Over the holidays, my family loves to play Boggle. Problem is, I'm terrible at Boggle. So I did what any good programmer would do: wrote a program to play for me.
At the core of the algorithm is a simple prefix trie, where each node is a dict of references to the next letters.
This is the trie:add implementation:
add([], Trie) ->
dict:store(stop, true, Trie);
add([Ch|Rest], Trie) ->
% setdefault(Key, Default, Dict) ->
% case dict:find(Key, Dict) of
% { ok, Val } -> { Dict, Val }
% error -> { dict:new(), Default }
% end.
{ NewTrie, SubTrie } = setdefault(Ch, dict:new(), Trie),
NewSubTrie = add(Rest, SubTrie),
dict:store(Ch, NewSubTrie, NewTrie).
And you can see the rest, along with an example of how it's used (at the bottom), here:
http://gist.github.com/263513
Now, this being my first serious program in Erlang, I know there are probably a bunch of things wrong with it… But my immediate concern is that it uses 800 megabytes of RAM.
So, what am I doing most-wrong?

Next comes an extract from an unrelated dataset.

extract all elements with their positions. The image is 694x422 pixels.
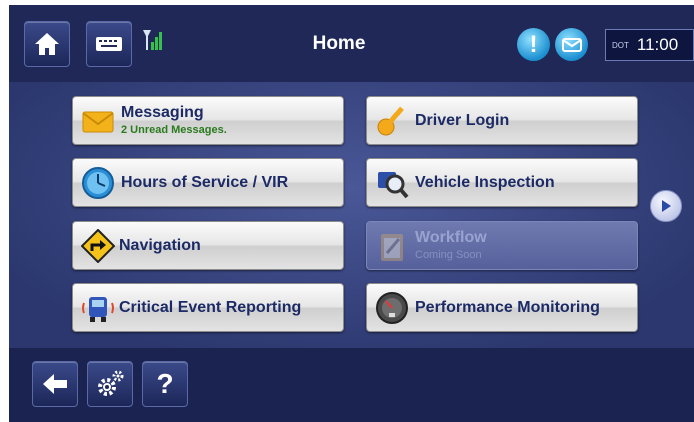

And how might I make it a bit less-wrong?
You could implement this functionality by simply storing the words in an ets table:
% create table; add words
> ets:new(words, [named_table, set]).
> ets:insert(words, [{"zed"}]).
> ets:insert(words, [{"zebra"}]).
% check if word exists
> ets:lookup(words, "zed").
[{"zed"}]
% check if "ze" has a continuation among the words
78> ets:match(words, {"ze" ++ '$1'}).
[["d"],["bra"]]
If trie is a must, but you can live with a non-functional approach, then you can try digraphs, as Paul already suggested.

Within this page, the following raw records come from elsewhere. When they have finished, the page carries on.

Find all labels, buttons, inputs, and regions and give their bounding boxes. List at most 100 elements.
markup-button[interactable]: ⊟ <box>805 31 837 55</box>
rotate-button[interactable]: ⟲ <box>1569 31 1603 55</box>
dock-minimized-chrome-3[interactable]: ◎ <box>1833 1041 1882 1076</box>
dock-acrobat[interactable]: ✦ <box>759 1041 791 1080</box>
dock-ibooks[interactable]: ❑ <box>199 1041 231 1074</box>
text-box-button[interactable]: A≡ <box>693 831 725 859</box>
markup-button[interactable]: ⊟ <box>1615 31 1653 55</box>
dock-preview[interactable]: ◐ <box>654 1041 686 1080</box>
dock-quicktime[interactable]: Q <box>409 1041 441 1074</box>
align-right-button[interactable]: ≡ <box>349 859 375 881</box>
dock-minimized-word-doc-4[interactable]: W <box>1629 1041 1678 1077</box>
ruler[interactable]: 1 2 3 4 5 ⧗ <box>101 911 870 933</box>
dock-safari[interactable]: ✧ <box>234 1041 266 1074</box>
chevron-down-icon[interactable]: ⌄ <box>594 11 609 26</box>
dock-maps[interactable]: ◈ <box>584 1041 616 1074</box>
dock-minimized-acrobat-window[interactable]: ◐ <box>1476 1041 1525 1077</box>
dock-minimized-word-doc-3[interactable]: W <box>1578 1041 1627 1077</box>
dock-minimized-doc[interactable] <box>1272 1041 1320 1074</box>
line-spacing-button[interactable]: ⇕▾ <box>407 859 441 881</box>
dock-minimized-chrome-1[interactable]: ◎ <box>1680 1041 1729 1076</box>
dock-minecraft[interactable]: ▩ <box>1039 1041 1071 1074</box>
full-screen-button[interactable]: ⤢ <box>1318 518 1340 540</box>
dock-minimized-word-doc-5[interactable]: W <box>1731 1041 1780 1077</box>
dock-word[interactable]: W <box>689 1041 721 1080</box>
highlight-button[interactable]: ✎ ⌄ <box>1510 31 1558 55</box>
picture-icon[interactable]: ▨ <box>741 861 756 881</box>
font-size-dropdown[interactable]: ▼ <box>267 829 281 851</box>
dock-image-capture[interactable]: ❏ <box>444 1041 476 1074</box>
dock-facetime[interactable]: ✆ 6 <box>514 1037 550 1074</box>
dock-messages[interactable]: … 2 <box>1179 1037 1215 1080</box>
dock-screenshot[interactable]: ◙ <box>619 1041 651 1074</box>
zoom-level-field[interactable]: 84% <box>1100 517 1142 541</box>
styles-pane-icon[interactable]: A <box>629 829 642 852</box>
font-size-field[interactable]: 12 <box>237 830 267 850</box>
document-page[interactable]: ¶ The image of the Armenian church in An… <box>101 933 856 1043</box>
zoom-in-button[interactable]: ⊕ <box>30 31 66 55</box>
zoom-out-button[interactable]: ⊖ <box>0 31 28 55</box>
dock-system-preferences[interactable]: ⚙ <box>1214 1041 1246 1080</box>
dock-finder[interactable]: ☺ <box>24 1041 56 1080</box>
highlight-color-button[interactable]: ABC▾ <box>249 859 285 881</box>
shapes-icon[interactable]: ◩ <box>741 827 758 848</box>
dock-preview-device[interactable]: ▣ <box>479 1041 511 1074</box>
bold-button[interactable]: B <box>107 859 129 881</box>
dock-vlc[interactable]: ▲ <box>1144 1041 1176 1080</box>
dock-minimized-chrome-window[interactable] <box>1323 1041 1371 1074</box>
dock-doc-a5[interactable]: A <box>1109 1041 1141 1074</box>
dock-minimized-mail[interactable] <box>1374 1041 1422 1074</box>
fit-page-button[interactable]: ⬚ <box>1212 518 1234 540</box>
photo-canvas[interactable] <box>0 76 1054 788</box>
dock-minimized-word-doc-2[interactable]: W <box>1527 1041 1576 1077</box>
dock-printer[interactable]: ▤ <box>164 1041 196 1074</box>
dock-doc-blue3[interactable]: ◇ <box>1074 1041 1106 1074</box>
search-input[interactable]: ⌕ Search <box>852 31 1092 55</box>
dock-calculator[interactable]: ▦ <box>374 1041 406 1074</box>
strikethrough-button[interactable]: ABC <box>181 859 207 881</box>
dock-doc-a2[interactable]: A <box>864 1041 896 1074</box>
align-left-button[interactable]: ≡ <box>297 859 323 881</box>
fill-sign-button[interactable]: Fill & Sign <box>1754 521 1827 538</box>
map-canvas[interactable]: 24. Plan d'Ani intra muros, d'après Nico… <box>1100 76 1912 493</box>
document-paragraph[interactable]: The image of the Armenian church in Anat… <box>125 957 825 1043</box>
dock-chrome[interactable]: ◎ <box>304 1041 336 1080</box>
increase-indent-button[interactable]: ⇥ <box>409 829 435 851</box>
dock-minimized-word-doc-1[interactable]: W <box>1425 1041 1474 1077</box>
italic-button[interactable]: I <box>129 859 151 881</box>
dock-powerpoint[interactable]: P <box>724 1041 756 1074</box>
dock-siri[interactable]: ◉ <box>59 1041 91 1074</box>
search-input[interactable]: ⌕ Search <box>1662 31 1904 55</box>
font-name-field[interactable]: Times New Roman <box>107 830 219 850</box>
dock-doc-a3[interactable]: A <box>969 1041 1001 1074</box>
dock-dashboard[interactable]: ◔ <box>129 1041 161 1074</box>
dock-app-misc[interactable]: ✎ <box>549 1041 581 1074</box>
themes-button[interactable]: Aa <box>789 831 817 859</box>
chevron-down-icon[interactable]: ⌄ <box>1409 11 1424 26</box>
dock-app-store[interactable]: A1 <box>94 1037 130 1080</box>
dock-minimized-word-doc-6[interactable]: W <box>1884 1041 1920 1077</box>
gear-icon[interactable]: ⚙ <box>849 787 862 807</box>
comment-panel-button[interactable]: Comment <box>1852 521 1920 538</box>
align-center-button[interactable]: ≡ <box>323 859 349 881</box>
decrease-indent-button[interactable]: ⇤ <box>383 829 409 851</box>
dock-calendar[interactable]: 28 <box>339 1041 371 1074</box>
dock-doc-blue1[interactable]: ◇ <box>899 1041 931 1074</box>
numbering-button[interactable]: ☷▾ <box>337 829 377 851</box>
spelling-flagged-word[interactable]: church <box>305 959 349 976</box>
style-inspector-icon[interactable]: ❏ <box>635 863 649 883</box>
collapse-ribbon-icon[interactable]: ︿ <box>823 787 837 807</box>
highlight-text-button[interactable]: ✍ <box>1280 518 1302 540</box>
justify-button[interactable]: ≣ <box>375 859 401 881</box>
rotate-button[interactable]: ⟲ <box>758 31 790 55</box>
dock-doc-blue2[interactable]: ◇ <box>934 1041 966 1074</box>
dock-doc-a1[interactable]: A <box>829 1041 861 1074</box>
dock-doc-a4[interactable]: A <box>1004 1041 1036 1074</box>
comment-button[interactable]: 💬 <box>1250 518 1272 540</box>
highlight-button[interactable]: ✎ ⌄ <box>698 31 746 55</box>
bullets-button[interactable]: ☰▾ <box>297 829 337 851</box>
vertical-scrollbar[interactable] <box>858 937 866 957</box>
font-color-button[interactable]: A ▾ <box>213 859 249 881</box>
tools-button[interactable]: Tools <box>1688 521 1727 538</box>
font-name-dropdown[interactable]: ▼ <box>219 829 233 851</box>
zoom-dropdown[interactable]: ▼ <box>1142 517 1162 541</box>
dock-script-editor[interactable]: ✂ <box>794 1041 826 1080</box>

If you want to stay functional, you might save some bytes of memory by using structures using less memory, for example proplists, or records, such as -record(node, {a,b,....,x,y,z}).
I don't remember how much memory a dict takes, but let's estimate. You have 2.5e6 characters and 2e5 words. If your trie had no sharing at all, that would take 2.7e6 associations in the dicts (one for each character and each 'stop' symbol). A simple purely-functional dict representation would maybe 4 words per association -- it could be less, but I'm trying to get an upper bound. On a 64-bit machine, that'd take 8*4*2.7 million bytes, or 86 megabytes. That's only a tenth of your 800M, so something's surely wrong here.
Update: dict.erl represents dicts with a hashtable; this implies lots of overhead when you have a lot of very small dicts, as you do. I'd try changing your code to use the proplists module, which ought to match my calculations above.
An alternative way to solve the problem is going through the word list and see if the word can be constructed from the dice. That way you need very little RAM, and it might be more fun to code. (optimizing and concurrency)
Look into DAWGs. They're much more compact than tries.
I don't know about your algorithm, but if you're storing that much data, maybe you should look into using Erlang's built-in digraph library to represent your trie, instead of so many dicts.
http://www.erlang.org/doc/man/digraph.html
If all words are in English, and the case doesn't matter, all characters can be encoded by numbers from 1 to 26 (and in fact, in Erlang they are numbers from 97 to 122), reserving 0 for stop. So you can use the array module as well.